102661: [AtCoder]ABC266 B - Modulo Number

Problem Statement

You are given an integer $N$ between $-10^{18}$ and $10^{18}$ (inclusive).

Find an integer $x$ between $0$ and $998244353 - 1$ (inclusive) that satisfies the following condition. It can be proved that such an integer is unique.
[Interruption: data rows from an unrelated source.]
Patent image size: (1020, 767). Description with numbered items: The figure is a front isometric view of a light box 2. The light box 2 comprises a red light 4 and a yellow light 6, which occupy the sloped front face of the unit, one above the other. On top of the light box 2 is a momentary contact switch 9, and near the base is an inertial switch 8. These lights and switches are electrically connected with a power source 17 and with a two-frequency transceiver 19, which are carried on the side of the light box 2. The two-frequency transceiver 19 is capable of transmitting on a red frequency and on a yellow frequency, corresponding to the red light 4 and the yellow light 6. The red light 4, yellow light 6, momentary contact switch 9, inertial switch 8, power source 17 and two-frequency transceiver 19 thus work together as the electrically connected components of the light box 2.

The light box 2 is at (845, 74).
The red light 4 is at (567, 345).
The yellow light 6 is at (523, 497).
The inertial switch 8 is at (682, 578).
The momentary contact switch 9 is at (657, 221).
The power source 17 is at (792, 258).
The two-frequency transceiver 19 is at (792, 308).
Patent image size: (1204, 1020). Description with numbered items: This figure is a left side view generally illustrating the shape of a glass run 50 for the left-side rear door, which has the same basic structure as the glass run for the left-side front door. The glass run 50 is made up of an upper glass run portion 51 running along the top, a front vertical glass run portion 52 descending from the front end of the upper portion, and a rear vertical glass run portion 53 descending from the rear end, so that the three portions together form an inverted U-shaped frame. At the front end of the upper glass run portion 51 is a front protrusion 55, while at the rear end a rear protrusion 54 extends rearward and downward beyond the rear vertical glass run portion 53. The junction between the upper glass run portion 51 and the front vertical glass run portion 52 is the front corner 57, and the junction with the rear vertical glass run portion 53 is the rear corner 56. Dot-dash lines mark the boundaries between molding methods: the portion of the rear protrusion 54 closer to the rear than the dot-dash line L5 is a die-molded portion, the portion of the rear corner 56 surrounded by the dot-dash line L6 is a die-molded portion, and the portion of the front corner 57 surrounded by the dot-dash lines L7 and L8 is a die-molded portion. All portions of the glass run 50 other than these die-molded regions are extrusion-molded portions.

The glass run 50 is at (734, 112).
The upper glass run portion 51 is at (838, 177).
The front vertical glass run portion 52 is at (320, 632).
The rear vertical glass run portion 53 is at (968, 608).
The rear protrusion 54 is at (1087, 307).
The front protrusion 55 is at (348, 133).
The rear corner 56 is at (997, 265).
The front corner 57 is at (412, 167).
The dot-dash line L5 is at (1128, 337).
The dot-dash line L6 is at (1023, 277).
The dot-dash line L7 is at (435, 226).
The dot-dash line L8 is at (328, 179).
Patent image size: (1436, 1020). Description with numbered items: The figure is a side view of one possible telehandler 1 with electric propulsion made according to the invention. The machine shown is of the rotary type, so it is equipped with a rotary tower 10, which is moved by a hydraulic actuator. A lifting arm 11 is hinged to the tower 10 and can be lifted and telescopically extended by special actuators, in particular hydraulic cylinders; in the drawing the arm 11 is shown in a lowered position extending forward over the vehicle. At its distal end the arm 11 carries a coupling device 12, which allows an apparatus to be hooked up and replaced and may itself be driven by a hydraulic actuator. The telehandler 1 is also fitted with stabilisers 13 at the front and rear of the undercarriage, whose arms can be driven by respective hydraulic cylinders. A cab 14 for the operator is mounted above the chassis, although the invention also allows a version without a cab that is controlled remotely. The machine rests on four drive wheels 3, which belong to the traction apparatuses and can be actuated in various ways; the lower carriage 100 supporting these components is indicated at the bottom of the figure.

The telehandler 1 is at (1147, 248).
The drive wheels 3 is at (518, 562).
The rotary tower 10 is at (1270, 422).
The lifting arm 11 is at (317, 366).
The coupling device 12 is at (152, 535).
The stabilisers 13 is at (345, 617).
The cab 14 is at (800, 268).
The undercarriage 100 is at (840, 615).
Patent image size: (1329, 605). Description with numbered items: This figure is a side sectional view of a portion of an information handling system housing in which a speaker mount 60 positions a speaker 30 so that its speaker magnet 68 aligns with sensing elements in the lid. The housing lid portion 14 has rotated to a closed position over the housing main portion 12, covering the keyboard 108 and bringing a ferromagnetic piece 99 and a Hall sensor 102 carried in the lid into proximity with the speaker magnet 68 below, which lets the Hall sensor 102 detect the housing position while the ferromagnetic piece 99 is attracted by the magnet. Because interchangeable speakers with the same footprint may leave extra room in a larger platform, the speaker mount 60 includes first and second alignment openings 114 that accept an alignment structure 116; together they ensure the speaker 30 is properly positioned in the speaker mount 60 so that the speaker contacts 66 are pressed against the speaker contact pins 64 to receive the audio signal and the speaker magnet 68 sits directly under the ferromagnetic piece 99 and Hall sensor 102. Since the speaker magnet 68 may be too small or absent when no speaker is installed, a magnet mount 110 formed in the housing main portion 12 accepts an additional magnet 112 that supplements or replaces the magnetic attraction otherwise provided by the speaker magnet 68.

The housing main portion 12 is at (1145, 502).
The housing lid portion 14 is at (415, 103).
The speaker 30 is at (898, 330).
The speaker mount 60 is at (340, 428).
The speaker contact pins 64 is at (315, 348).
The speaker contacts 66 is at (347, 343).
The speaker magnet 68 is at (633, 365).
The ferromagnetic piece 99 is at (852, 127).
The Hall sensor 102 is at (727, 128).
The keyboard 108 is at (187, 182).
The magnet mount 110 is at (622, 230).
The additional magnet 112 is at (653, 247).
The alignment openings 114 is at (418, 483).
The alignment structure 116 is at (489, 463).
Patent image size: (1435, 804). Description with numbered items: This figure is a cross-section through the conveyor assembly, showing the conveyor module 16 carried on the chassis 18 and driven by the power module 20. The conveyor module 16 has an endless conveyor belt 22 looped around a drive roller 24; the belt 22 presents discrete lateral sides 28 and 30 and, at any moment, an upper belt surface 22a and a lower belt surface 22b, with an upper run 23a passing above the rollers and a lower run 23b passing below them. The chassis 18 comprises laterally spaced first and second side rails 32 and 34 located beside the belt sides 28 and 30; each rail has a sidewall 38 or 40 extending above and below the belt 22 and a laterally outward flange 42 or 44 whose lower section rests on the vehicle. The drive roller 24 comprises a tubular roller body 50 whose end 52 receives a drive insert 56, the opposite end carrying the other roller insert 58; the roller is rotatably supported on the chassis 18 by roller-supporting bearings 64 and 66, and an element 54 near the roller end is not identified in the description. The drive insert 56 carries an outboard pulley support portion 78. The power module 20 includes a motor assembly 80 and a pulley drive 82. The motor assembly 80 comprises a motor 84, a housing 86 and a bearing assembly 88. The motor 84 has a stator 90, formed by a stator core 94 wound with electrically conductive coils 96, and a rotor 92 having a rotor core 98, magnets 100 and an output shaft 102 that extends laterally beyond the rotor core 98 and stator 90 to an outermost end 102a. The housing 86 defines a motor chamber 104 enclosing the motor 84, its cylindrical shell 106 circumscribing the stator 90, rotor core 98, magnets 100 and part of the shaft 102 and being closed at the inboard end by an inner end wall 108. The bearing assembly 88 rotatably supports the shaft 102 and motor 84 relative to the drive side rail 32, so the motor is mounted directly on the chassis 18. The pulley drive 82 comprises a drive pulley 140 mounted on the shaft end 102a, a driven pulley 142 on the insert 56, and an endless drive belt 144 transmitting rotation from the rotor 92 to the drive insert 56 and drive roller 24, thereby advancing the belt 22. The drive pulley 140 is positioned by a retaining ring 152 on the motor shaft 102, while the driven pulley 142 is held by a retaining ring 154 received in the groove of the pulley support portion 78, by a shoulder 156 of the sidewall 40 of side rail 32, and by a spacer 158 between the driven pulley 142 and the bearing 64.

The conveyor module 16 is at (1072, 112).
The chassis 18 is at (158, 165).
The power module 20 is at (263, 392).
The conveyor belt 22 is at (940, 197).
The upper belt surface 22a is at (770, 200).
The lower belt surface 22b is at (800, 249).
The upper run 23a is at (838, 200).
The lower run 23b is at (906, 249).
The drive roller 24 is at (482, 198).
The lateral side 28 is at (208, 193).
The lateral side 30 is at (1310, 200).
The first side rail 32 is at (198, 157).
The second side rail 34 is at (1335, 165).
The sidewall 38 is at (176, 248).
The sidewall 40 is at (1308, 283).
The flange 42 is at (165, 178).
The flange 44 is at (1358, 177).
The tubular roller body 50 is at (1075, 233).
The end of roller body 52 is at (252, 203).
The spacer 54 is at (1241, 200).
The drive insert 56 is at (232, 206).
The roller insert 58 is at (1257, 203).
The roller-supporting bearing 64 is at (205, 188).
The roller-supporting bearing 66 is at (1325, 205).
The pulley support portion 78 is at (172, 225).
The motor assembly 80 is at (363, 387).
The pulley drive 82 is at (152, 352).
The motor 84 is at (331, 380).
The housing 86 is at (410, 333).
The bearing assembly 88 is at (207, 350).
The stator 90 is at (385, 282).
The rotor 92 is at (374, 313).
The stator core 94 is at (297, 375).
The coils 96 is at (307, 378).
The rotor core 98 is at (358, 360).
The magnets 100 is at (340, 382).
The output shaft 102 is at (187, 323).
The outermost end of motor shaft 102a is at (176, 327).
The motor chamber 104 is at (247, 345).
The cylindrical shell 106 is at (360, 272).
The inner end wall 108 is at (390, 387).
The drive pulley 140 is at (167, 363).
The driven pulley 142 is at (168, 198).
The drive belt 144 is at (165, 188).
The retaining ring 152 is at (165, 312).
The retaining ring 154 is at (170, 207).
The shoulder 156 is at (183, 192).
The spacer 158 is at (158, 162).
• $N-x$ is a multiple of $998244353$.

Constraints

• $N$ is an integer between $-10^{18}$ and $10^{18}$ (inclusive).

Input

Input is given from Standard Input in the following format:

$N$

Output

Print the answer.

Sample Input 1

998244354

Sample Output 1

1

$998244354-1 = 998244353$ is a multiple of $998244353$, so the condition is satisfied.

Sample Input 2

-9982443534

Sample Output 2

998244349

$-9982443534-998244349= -10980687883$ is a multiple of $998244353$, so the condition is satisfied.

问题描述

你将得到一个在$-10^{18}$到$10^{18}$（包括）之间的整数$N$。

找出一个在$0$到$998244353 - 1$（包括）之间的整数$x$，满足以下条件。可以证明这样的整数是唯一的。

• $N-x$是$998244353$的倍数。

限制条件

• $N$是介于$-10^{18}$和$10^{18}$（包括）之间的整数。

输入

输入将从标准输入按照以下格式给出：

$N$

输出

打印答案。

样例输入1

998244354

样例输出1

1

$998244354-1 = 998244353$是$998244353$的倍数，因此满足条件。

样例输入2

-9982443534

样例输出2

998244349

$-9982443534-998244349= -10980687883$是$998244353$的倍数，因此满足条件。